One by one, she batted each defender away.
Gustafson scored 26 points in the first half, finished with 45 and led No. 10 Iowa past No. 8 Maryland, 90-76, on Sunday for the Hawkeyes' first Big Ten women’s basketball tournament title since 2001.
“This means everything,” said Gustafson, the overwhelming choice as the tourney's Most Outstanding Player. “This was the only thing that I really cared about.”
She certainly played like it this weekend.
After breaking Iowa's single-season scoring record Friday and the school's single-season rebounding record Saturday, the 6-foot-3 forward saved her best performance for the title round.
Gustafson posted the second-highest single-game scoring total in tourney history, trailing only the 48 she had in last year's quarterfinal loss to Minnesota, and her 17 baskets were second all-time, too, behind the 19 she made against the Gophers.

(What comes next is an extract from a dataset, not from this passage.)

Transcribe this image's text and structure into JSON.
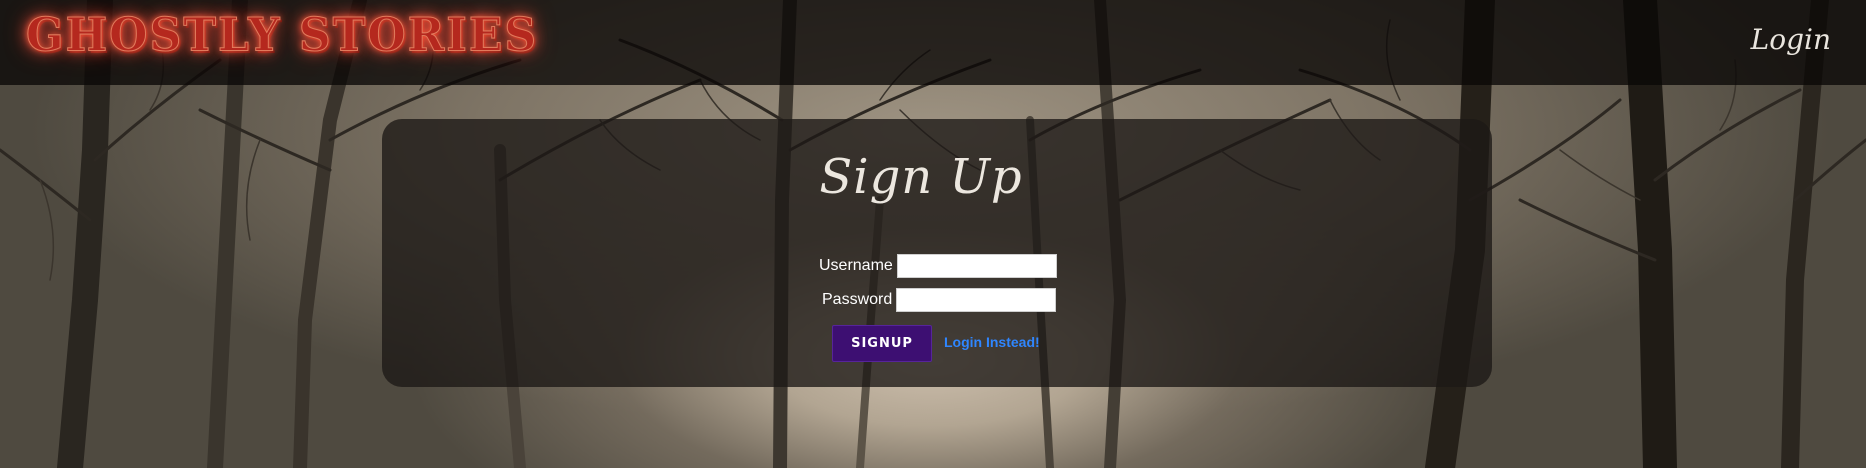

The two-time conference Player of the Year also grabbed 10 rebounds, went 11-for-14 from the free-throw line, drew 13 fouls and had three blocks — while posting the third-highest scoring total (95) in tournament history.
And now that she's finally earned the title of Big Ten champion, the Hawkeyes (26-6) can focus on bigger goals after capturing their first tourney crown in 16 years — the longest gap between Big Ten tournament titles since it became an annual event in 1995.

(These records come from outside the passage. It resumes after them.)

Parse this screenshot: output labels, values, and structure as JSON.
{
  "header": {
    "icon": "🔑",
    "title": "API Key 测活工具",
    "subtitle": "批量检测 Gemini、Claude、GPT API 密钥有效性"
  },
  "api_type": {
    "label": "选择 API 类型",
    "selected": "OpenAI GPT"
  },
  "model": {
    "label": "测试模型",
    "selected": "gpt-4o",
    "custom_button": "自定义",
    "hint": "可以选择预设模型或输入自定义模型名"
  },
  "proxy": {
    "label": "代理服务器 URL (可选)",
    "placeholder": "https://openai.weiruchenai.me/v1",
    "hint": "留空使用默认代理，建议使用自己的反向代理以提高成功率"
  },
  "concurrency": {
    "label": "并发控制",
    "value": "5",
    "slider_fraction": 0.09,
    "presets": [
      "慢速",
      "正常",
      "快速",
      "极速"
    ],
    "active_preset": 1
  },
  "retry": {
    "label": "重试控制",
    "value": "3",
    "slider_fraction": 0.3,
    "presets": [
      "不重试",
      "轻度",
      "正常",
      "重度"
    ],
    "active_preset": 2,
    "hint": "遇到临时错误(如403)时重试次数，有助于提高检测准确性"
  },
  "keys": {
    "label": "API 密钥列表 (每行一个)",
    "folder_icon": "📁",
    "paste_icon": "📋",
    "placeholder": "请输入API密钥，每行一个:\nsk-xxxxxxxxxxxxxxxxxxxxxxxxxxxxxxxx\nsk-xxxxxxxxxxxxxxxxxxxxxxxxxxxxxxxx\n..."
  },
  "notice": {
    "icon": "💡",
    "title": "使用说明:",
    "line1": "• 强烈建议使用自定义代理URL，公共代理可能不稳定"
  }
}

“Having confetti falling on you is the best feeling in the world,” Iowa guard Kathleen Doyle said. “I'm going to leave this [championship] hat on forever.”
Anyone scouting this game saw just how challenging it can be to defend Gustafson and her teammates.
Maryland used three primary defenders on Gustafson — Stephanie Jones (Aberdeen), Shakira Austin and Olivia Owens. All three fouled out.
Meanwhile, Gustafson's quick start helped Iowa take a 17-7 lead, and the Big Ten regular-season champs never led again.
The best the Terps could do was tie the score at 53 with 7:21 left in the third quarter when Kaila Charles scored on a layup. Charles finished with a career-high 36 points and nine rebounds.
Gustafson broke the tie with a layup, and then scored eight points in a decisive 12-4 quarter-closing run that gave Iowa a 69-60 lead.
Maryland (28-4) never recovered, losing for just the second time in the last 14 games — both to Iowa and largely because of Gustafson.
“We didn't have an answer for her,” Maryland coach Brenda Frese said. “I'm not sure anyone in the country does.”
Iowa: The Hawkeyes have won five straight and 10 of 11. And while Gustafson's dominance inside this weekend should be a major concern for whomever Iowa plays in the NCAA tournament, the Hawkeyes also demonstrated they can use her presence to free up teammates. It could be a wicked postseason combination.
Maryland: For the second straight year, the Terps left Indy empty handed, but they still could be a handful in the NCAA tourney. They showed toughness to battle back and tie the game after Gustafson's scorching start.
Iowa: Gustafson also had 10 rebounds to extend her own conference record for career double-doubles to 85 and her single-season school record to 31. She finished 17 of 24 from the field and 11 of 14 at the free-throw line. Davis added 14 points while Kathleen Doyle had 13. Makenzie Meyer and Alexis Sevillian each had five assists.
Maryland: Owens fouled out late in the third quarter. Jones and Austin both fouled out in the fourth. Blair Watson scored eight points and was the only Terps player other than Charles with more than two baskets. Maryland's only losses in Big Ten tourney play have come in the last two title games.
The Hawkeyes had two injury scares.
First, Stewart left briefly in the first half when Austin rolled into her legs in front of the Iowa bench. She walked to the end of the court, where she composed herself before returning to the game.
Two minutes later, Davis stayed down after appearing to get hit in the face as Charles was driving to the basket. Davis also returned and finished the game.